Agentic search leverages LLMs to solve complex user information needs by executing a multi-step process of planning, searching, and synthesizing information to provide answers. This paradigm introduces unique challenges for LLMs' agentic reasoning capabilities when interacting with search systems. In this paper, we propose an LLM-based pipeline to study effective reasoning behavior patterns in agentic search by analyzing agentic search trajectories. Using this pipeline, we identify four beneficial reasoning behaviors: Information Verification, Authority Evaluation, Adaptive Search, and Error Recovery. Based on these findings, we propose a technique called Behavior Priming to train agentic search models. It synthesizes trajectories that exhibit these four behaviors and integrates them into the agentic search model through SFT, followed by standard reinforcement learning. Experiments on Qwen3-1.7B and Llama3.2-3B-Instruct across three web benchmarks and seven multi-hop QA benchmarks demonstrate that behavior priming 1) yields significant performance gains compared to training with direct RL, and 2) outperforms other SFT-then-RL baselines, such as those SFT on randomly selected trajectories or on trajectories with merely correct outcomes. Crucially, we demonstrate that the reasoning behaviors, rather than the correctness of the final answer, is the critical factor for achieving strong performance in RL: SFT on trajectories with reasoning behaviors but incorrect answers leads to comparable performance with SFT on those with reasoning behaviors and correct answers.

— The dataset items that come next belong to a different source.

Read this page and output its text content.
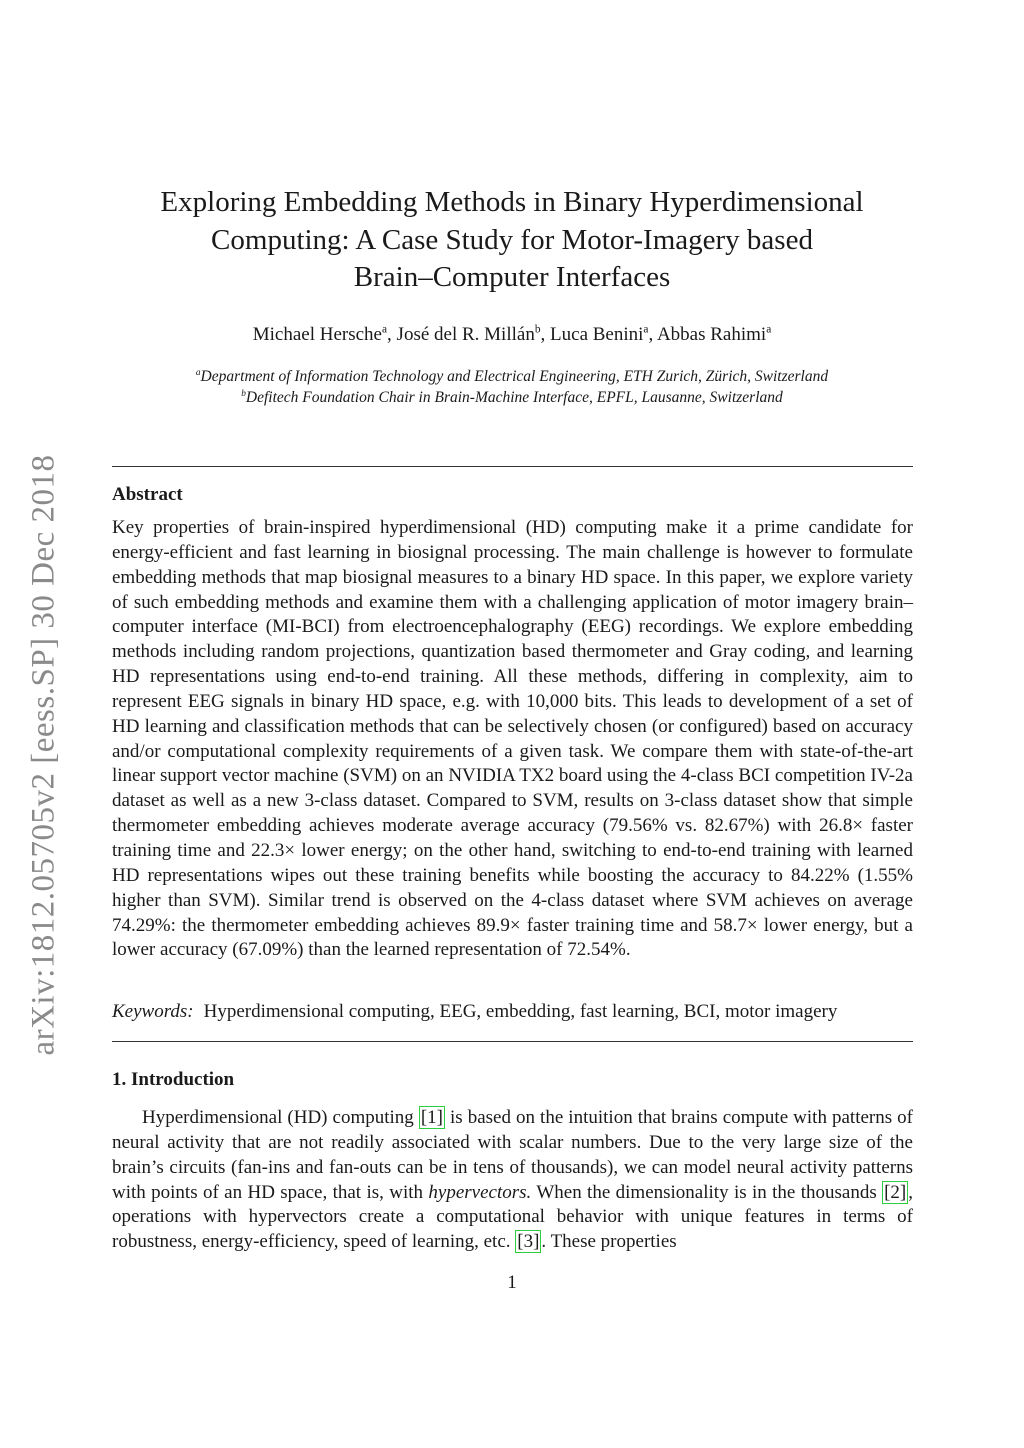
arXiv:1812.05705v2 [eess.SP] 30 Dec 2018
Exploring Embedding Methods in Binary Hyperdimensional
Computing: A Case Study for Motor-Imagery based
Brain–Computer Interfaces
Michael Hersche$^a$, José del R. Millán$^b$, Luca Benini$^a$, Abbas Rahimi$^a$
$^a$Department of Information Technology and Electrical Engineering, ETH Zurich, Zürich, Switzerland
$^b$Defitech Foundation Chair in Brain-Machine Interface, EPFL, Lausanne, Switzerland
Abstract

Key properties of brain-inspired hyperdimensional (HD) computing make it a prime candidate for energy-efficient and fast learning in biosignal processing. The main challenge is however to formulate embedding methods that map biosignal measures to a binary HD space. In this paper, we explore variety of such embedding methods and examine them with a challenging application of motor imagery brain–computer interface (MI-BCI) from electroencephalography (EEG) recordings. We explore embedding methods including random projections, quantization based thermometer and Gray coding, and learning HD representations using end-to-end training. All these methods, differing in complexity, aim to represent EEG signals in binary HD space, e.g. with 10,000 bits. This leads to development of a set of HD learning and classification methods that can be selectively chosen (or configured) based on accuracy and/or computational complexity requirements of a given task. We compare them with state-of-the-art linear support vector machine (SVM) on an NVIDIA TX2 board using the 4-class BCI competition IV-2a dataset as well as a new 3-class dataset. Compared to SVM, results on 3-class dataset show that simple thermometer embedding achieves moderate average accuracy (79.56% vs. 82.67%) with 26.8× faster training time and 22.3× lower energy; on the other hand, switching to end-to-end training with learned HD representations wipes out these training benefits while boosting the accuracy to 84.22% (1.55% higher than SVM). Similar trend is observed on the 4-class dataset where SVM achieves on average 74.29%: the thermometer embedding achieves 89.9× faster training time and 58.7× lower energy, but a lower accuracy (67.09%) than the learned representation of 72.54%.

Keywords: Hyperdimensional computing, EEG, embedding, fast learning, BCI, motor imagery
1. Introduction

Hyperdimensional (HD) computing [1] is based on the intuition that brains compute with patterns of neural activity that are not readily associated with scalar numbers. Due to the very large size of the brain’s circuits (fan-ins and fan-outs can be in tens of thousands), we can model neural activity patterns with points of an HD space, that is, with hypervectors. When the dimensionality is in the thousands [2] , operations with hypervectors create a computational behavior with unique features in terms of robustness, energy-efficiency, speed of learning, etc. [3] . These properties

1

Our analysis further reveals that the introduced reasoning behaviors endow models with more effective exploration (higher pass@k and entropy) and test-time scaling (longer trajectories) capabilities, providing a strong foundation for RL. Our code are avalible at https://github.com/cxcscmu/Behavior_Priming_For_Agentic_Search.

Paper Structure

This paper contains 39 sections, 4 equations, 4 figures, 7 tables.

Figures (4)

  • Figure 1: Comparison of different LLMs as the underlying agentic search model of our agent framework across four benchmarks. (a): the frequency of four behaviors in trajectories. (b): scores on benchmarks. Abbreviations: IV = Information Verification, AE = Authority Evaluation, AS = Adaptive Search, ER = Error Recovery.
  • Figure 2: Qwen3 1.7B + SFT (Random) and Qwen3 1.7B + Behavior Prime's behavior frequencies, pass@8 accuracy, and trajectories statistics (average step number and average search action number per trajectory) on the WebWalkerQA benchmark during the SFT process.
  • Figure 3: The entropy, validation accuracy, and valid action ratio trend during the RL process of Qwen3-1.7B and Qwen3-1.7B with behavior priming (SFT on the Behavior Prime dataset). The valid action ratio is the percentage of steps in which the model generates a syntactically valid action.
  • Figure 4: Qwen3-1.7B's performance after fine-tuning on different sizes of Behavior Priming's subset, and the corresponding performance after the subsequent RL training.